Like many shoppers you probably have a set amount you want to spend on groceries each week. If you want to stay within your budget, don't go into a store unprepared, says Sarah Krieger, St. Petersburg, Fla., a licensed and registered dietitian, and spokesperson for the American Dietetic Association.

Check the supermarket flyers and see what's on sale.

Put a positive spin on shopping by thinking about what to include, not eliminate from your diet, Mercer says.

She recommends your grocery cart include fruits, vegetables, whole grains, lean meats and/or alternative proteins such as beans, nuts, poultry, fish and eggs along with dairy foods.

You may have to decide between convenience and cost.

"The more prepared a food is, the more you're going to pay for it. If you're buying a boneless, skinless chicken breast you're paying more than if you're buying the whole breast, says Krieger, who provides a meal service in her hometown.
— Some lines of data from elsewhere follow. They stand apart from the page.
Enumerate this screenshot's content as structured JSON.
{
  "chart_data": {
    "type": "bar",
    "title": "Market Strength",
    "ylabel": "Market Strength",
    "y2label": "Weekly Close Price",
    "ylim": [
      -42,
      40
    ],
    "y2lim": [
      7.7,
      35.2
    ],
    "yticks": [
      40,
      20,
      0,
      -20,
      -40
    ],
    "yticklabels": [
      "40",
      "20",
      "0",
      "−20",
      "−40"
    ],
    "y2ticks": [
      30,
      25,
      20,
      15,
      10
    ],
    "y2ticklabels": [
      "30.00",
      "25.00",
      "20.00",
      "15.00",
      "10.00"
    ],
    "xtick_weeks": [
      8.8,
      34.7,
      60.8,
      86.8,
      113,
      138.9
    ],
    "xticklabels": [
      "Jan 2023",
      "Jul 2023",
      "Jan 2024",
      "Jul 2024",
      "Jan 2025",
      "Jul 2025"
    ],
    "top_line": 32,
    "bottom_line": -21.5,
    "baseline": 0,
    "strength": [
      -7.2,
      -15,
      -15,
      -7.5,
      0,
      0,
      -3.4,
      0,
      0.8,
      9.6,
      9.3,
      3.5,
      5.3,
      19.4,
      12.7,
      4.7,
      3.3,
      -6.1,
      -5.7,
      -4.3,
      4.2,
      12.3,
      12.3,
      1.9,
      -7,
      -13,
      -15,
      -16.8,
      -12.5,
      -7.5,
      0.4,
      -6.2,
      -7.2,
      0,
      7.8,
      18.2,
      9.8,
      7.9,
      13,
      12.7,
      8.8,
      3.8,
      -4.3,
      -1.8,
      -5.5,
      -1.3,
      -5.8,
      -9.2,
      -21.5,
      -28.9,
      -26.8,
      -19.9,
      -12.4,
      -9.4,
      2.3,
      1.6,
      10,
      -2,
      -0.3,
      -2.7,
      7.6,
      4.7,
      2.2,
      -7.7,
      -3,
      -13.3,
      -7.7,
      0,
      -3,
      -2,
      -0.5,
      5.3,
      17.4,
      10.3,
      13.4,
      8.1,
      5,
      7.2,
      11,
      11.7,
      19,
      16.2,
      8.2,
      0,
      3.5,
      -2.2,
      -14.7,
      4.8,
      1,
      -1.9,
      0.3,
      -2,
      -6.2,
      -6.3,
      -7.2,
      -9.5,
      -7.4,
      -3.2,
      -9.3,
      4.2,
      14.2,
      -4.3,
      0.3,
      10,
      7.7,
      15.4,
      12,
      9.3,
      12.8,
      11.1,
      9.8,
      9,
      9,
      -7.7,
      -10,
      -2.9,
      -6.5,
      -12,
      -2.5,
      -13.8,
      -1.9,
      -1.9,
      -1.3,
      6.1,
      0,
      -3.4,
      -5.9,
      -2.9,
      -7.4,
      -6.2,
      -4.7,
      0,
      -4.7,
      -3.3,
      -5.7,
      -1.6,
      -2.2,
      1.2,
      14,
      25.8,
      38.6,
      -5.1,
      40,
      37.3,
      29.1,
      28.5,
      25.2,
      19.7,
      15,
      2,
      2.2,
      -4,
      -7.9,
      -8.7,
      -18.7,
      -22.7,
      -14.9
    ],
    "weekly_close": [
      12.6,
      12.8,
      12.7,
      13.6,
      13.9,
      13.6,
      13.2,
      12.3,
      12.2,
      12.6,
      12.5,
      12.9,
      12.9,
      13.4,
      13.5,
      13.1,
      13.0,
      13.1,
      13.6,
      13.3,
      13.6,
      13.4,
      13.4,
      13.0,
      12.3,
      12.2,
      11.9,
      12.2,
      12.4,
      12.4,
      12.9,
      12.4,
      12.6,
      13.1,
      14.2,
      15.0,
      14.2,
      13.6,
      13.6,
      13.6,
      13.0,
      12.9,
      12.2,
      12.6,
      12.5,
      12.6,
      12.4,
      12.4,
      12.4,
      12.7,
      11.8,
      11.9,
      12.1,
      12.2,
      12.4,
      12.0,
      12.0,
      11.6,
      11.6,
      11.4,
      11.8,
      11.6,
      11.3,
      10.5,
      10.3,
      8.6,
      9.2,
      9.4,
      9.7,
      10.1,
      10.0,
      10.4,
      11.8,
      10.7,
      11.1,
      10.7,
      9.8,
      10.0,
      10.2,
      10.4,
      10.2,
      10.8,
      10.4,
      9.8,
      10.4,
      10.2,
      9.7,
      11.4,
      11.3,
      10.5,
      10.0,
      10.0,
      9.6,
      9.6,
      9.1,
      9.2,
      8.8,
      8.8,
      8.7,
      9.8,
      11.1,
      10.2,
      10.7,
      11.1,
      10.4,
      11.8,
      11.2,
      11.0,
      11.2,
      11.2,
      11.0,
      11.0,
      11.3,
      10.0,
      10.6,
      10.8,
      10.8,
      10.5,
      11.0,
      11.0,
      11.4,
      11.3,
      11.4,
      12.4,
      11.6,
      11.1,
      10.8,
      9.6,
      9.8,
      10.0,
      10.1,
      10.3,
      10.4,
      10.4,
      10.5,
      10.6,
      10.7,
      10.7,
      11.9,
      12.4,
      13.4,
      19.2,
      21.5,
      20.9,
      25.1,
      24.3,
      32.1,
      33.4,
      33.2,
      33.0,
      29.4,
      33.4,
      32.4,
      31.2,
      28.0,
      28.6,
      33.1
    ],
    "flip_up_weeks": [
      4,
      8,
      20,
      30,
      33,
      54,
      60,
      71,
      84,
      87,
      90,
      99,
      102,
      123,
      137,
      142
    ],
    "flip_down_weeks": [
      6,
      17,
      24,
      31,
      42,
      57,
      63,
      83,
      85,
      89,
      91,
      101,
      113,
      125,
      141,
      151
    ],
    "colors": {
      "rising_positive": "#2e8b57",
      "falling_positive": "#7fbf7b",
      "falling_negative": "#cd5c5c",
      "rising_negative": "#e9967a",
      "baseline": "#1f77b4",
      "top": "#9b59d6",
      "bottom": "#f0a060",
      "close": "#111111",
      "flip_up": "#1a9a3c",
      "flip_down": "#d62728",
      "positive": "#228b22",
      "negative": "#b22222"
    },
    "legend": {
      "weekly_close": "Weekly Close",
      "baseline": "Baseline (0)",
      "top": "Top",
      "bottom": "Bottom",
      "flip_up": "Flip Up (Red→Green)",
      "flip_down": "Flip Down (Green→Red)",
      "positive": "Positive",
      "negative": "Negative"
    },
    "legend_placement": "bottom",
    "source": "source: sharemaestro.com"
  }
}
Also, use grocery shopping as a teachable moment for your children.
Show them how to read the Nutrition Facts panel and ingredient lists printed on packaged food labels. Ask them to choose a breakfast cereal with five grams of dietary fiber or minimal added sugar.

You probably won't convince your children to forego snack foods completely, but you can tell them they have to make snacks last.

"That's the silver lining in this thing. It [price hikes] really makes you pay attention to portion control.

"If you spent $4.49 on a bag of chips you want to slow down and make the chips last a week," Krieger says. "Once they're gone, they're gone."